You are designing a new VPC network that will route traffic to networks in your company’s private data center. You want to confirm that your VPC can support high availability in the future. The data center team requires you to use a routing protocol that can dynamically fail over if there is a link failure in the data center. Your management needs your design to use only native cloud services. Which routing protocol must you use?

You formed two subnets named Test and Web in the same VPC network. You allowed VPC Flow Logs for the Web subnet are trying to link instances in the Test subnet to the web servers running in the Web subnet, but all of the connections are failing. You do not see any entries in the Stackdriver logs. What must you do?

Your application development team is beta-testing a new application over Dedicated Interconnect. This application uses a single TCP socket and needs 7 Gbps bandwidth for best performance. The development team noticed that the connectivity speed of the application is capped at 3 Gbps over Dedicated Interconnect. You want to resolve this issue. What must you do to resolve this issue?

Your manager has asked for a list of all Custom Roles with stage General Availability within Identity Access Management. What must you do?

You are shifting to Cloud DNS and need to import your BIND zone file. Which command must you use?

You have organized a new internal application that offers HTTP and TFTP services to on-premises hosts.

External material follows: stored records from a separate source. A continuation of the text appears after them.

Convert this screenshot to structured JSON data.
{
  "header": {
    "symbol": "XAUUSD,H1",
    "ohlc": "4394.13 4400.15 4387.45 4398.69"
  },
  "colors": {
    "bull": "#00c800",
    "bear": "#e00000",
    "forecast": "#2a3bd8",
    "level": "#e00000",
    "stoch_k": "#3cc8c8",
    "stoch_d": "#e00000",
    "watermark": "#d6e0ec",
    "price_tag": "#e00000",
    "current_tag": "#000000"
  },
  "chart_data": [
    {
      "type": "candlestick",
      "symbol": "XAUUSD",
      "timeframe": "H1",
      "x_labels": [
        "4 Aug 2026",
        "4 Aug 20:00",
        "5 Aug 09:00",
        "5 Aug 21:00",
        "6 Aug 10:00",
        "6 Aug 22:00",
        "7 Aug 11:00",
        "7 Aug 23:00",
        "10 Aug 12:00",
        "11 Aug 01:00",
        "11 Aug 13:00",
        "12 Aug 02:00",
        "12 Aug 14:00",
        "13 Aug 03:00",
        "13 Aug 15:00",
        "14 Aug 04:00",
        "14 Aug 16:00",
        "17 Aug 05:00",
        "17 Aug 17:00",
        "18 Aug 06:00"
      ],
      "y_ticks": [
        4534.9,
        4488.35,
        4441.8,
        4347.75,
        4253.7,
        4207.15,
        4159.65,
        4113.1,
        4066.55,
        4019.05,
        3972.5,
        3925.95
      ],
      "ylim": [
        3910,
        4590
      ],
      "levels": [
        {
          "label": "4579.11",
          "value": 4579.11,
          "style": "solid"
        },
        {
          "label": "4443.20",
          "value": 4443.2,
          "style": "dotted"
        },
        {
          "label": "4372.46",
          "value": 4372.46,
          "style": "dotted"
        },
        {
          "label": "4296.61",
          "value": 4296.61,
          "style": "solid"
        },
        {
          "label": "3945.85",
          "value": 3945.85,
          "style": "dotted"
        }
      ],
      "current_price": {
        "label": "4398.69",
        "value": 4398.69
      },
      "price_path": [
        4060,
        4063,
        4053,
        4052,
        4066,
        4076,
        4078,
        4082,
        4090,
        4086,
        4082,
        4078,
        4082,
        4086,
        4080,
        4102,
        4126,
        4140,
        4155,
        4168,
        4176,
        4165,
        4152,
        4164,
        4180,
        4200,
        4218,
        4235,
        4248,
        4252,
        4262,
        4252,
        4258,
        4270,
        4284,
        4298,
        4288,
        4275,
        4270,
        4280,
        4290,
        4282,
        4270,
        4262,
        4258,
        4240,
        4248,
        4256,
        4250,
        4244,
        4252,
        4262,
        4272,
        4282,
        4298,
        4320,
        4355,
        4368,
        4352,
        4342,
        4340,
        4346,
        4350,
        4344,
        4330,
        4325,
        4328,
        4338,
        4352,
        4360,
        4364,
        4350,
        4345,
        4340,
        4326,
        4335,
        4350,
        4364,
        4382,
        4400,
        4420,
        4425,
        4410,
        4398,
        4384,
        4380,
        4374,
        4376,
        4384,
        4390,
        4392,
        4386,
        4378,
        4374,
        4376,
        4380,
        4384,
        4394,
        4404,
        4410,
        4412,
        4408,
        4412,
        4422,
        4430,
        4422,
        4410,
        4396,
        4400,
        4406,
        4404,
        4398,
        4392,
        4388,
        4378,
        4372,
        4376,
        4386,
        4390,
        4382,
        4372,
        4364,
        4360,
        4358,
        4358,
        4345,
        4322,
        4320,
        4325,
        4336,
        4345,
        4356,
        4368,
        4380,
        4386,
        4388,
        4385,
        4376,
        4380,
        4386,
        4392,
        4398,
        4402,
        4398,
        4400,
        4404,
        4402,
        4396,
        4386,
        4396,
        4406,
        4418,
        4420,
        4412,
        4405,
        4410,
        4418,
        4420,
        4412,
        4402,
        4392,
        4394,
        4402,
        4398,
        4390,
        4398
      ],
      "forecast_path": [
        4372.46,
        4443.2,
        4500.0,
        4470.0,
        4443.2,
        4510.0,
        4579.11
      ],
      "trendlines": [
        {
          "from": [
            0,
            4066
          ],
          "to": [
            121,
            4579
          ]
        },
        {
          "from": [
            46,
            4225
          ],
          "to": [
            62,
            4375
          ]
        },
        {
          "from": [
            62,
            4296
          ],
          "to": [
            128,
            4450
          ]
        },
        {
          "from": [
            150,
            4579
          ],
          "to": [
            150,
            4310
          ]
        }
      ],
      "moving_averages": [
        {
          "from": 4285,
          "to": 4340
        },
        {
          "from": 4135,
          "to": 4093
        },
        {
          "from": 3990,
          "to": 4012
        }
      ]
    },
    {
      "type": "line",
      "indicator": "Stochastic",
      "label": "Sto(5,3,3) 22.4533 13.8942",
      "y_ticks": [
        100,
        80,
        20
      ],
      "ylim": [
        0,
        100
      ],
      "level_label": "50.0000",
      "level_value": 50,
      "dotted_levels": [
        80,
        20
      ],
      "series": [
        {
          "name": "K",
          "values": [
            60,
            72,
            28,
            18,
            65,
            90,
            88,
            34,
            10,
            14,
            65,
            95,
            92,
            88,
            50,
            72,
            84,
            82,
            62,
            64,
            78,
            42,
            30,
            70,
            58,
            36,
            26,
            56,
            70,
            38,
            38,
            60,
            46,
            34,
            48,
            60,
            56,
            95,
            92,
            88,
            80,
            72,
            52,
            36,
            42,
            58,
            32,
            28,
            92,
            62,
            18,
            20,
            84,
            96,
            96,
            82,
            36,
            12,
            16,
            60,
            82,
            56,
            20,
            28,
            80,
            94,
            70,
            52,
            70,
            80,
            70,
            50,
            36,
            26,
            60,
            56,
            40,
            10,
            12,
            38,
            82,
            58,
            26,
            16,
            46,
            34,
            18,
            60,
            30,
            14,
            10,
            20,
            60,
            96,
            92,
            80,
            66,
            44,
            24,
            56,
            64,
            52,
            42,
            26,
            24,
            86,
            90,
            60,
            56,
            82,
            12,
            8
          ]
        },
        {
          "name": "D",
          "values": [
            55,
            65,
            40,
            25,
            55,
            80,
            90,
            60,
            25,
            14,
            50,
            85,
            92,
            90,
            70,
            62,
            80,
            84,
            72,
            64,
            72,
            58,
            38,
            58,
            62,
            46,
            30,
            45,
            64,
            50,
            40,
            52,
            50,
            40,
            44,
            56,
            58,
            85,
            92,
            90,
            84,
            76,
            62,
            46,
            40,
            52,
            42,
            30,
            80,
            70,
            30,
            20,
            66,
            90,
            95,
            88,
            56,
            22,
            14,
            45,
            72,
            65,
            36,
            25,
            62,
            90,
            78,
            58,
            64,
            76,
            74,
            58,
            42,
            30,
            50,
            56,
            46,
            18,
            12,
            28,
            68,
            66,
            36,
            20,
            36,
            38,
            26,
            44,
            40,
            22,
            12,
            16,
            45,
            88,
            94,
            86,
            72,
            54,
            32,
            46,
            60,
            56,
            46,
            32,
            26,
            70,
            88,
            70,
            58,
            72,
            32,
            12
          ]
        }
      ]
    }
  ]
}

You need to be able to distribute traffic across multiple Compute Engine instances, but need to confirm that clients are sticky to a particular instance across both services. Which session affinity must you select?

You are trying to update firewall rules in a shared VPC for which you have been allocated only Network Admin permissions. You cannot change the firewall rules. Your organization needs using the least privilege necessary. Which level of permissions would you request?

You need to form a service in GCP using IPv6. What would you do?

You need to set up two Cloud Routers so that one has an active BGP session, and the other one acts as a standby. Which BGP quality would you use on your on-premises router?